So we’ve covered that NASA has admitted to being uncertain about 2013 TX68 trajectory for this year (2016) which in itself causes at least a moderate bit of “uneasy” but we’re only getting started.

After it speeds back out into the galaxy, the persistent “little” asteroid will be back on September 28, 2017. And on this third trip, the asteroid might actually hit us, according to a NASA release. No need to head to your underground bunker though as NASA says the the odds of actual impact in 2017 are about 1 in 250 million. But even 2017 won’t be the last, the asteroid is expected to do a few more close flyby’s with slim but existing odds of smacking into Earth in 2046 and 2097.

Now onto the next contender, asteroid 2012 TC4. Let me guess you never heard of it? Well I can understand if you haven’t. It seems like this isn’t a big source of worry but from the bit of research I did I think its still worthy of a few toss and turns while trying to get a good nights sleep.

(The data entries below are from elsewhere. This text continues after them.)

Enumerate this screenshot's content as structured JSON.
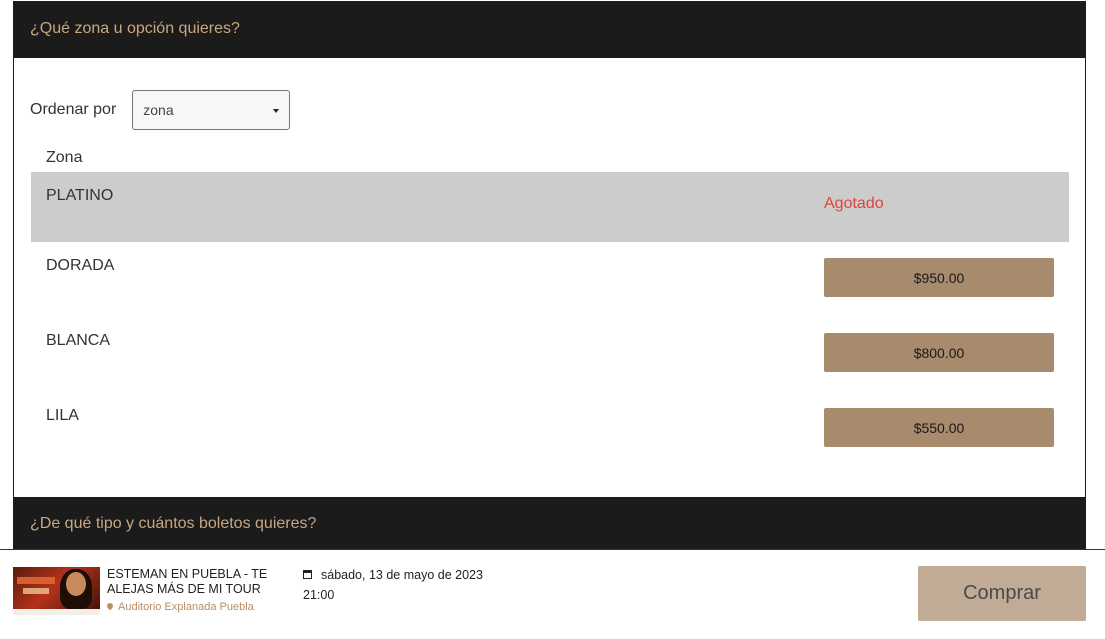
{
  "zone_section": {
    "title": "¿Qué zona u opción quieres?",
    "sort_label": "Ordenar por",
    "sort_selected": "zona",
    "column_header": "Zona",
    "zones": [
      {
        "name": "PLATINO",
        "status": "Agotado",
        "price": null
      },
      {
        "name": "DORADA",
        "status": null,
        "price": "$950.00"
      },
      {
        "name": "BLANCA",
        "status": null,
        "price": "$800.00"
      },
      {
        "name": "LILA",
        "status": null,
        "price": "$550.00"
      }
    ]
  },
  "tickets_section": {
    "title": "¿De qué tipo y cuántos boletos quieres?"
  },
  "event": {
    "title": "ESTEMAN EN PUEBLA - TE ALEJAS MÁS DE MI TOUR",
    "venue": "Auditorio Explanada Puebla",
    "date": "sábado, 13 de mayo de 2023",
    "time": "21:00",
    "buy_label": "Comprar"
  },
  "colors": {
    "header_bg": "#1b1b1b",
    "header_text": "#c9a77f",
    "price_button": "#a88a6c",
    "soldout_text": "#e0453a",
    "buy_button": "#c1ab96"
  }
}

Here is the short run down on this friendly neighborhood asteroid. Based on observations in October 2012 when the space rock missed our planet, astronomers estimate that its size could vary from 12 to 40 meters, so again that would be about or a bit larger than the one that exploded over Russia in 2013. The house-sized asteroid was discovered on Oct. 4, 2012 by the Pan-STARRS observatory in Hawaii. Week later, it gave Earth a close shave when it passed the planet at the distance of 0.247 LD (lunar distance), or 94,800 km. 2012 TC4 is an elongated and rapidly rotating object and has been known to make many close approaches to Earth in the past. Now, the scientists try to determine the exact path of 2017 fly-by and the probability of a possible impact. “It has a 0.00055% cumulative chance that it will hit,” Györgyey-Ries said. “The fact that the MOID [minimum orbit intersection distance] is only 0.079 LD flags it as a possible impactor. However it is just the smallest possible distance between the orbits.”

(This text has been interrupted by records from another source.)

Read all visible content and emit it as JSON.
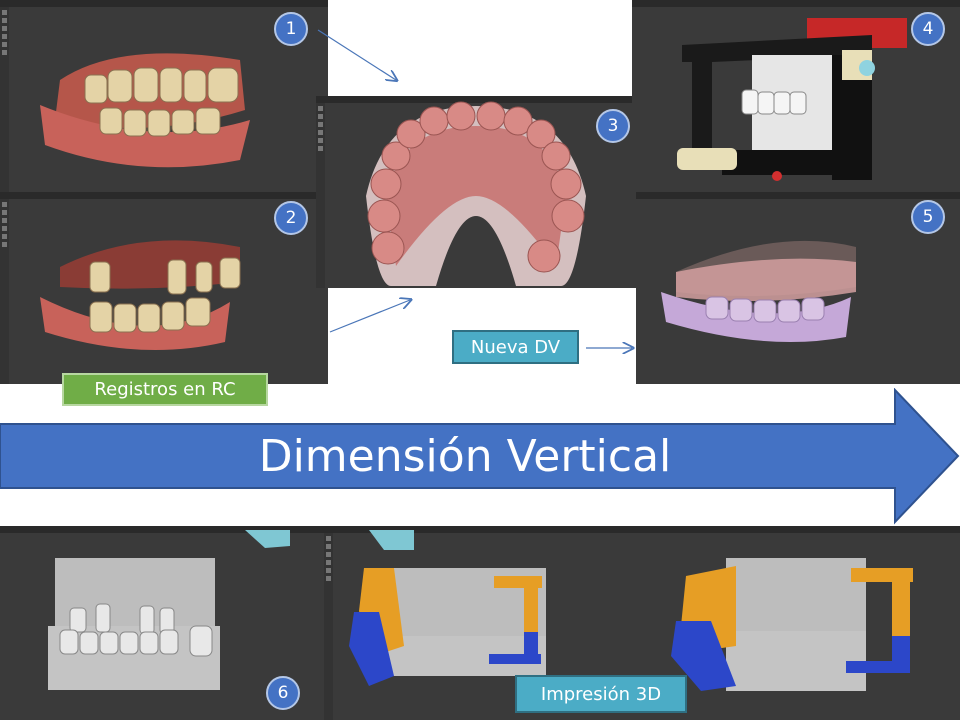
{
  "badges": {
    "b1": "1",
    "b2": "2",
    "b3": "3",
    "b4": "4",
    "b5": "5",
    "b6": "6"
  },
  "labels": {
    "registros": "Registros en RC",
    "nueva_dv": "Nueva DV",
    "impresion": "Impresión 3D"
  },
  "banner": {
    "title": "Dimensión Vertical"
  },
  "colors": {
    "badge": "#4472c4",
    "banner": "#4472c4",
    "registros_label": "#70ad47",
    "nueva_dv_label": "#4bacc6",
    "impresion_label": "#4bacc6",
    "viewport": "#3a3a3a"
  },
  "icons": [
    "arrow-icon",
    "tooth-icon"
  ]
}
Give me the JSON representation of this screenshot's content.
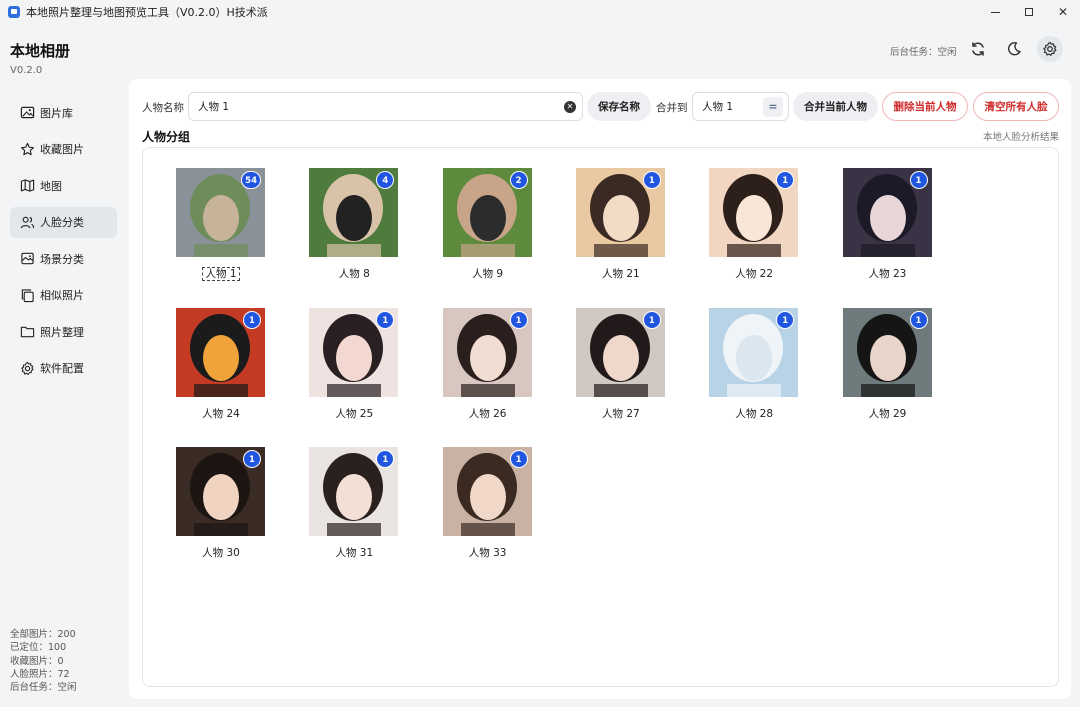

“There is one in a million chance that it could hit us,” Detlef Koschny, head of the Near-Earth Object (NEO) Segment in the Space Situational Awareness (SSA) programme office at ESA, told He also tried to estimate the exact size of the celestial body. “The size was estimated from the brightness, but we don’t know the reflectivity. So it could be smaller or larger, assume from 10 m to 40 m. A 40 m iron object would go through the atmosphere and make a crater; a 10 m rocky object would be hardly noticed.”

In case I’ve caused any anxiety, here is the token “everything will be okay” statement, NASA’s Asteroid Watch has assured there is no chance this asteroid will hit our planet, but Györgyey-Ries admits more observations are needed to mitigate the uncertainties.

So while it is unlikely for either of these to hit (and possibly others they haven’t observed/discovered as yet) there is still a small chance they could hit. At the very least I feel people should start being more aware of the possibility rather than just pretending it will never happen, because while it is a little difficult to say if things like fireballs have actually increased or they’re just being reported more, it sure does seem like it’s on the rise especially with all the added excitement of all these seemingly increasing close ongoing asteroid fly by’s of the last few years.

So if we do manage to avoid getting hit this March, be prepared for two close calls from these two asteroids (2012 TC4 & 2013 TX68) in 2017!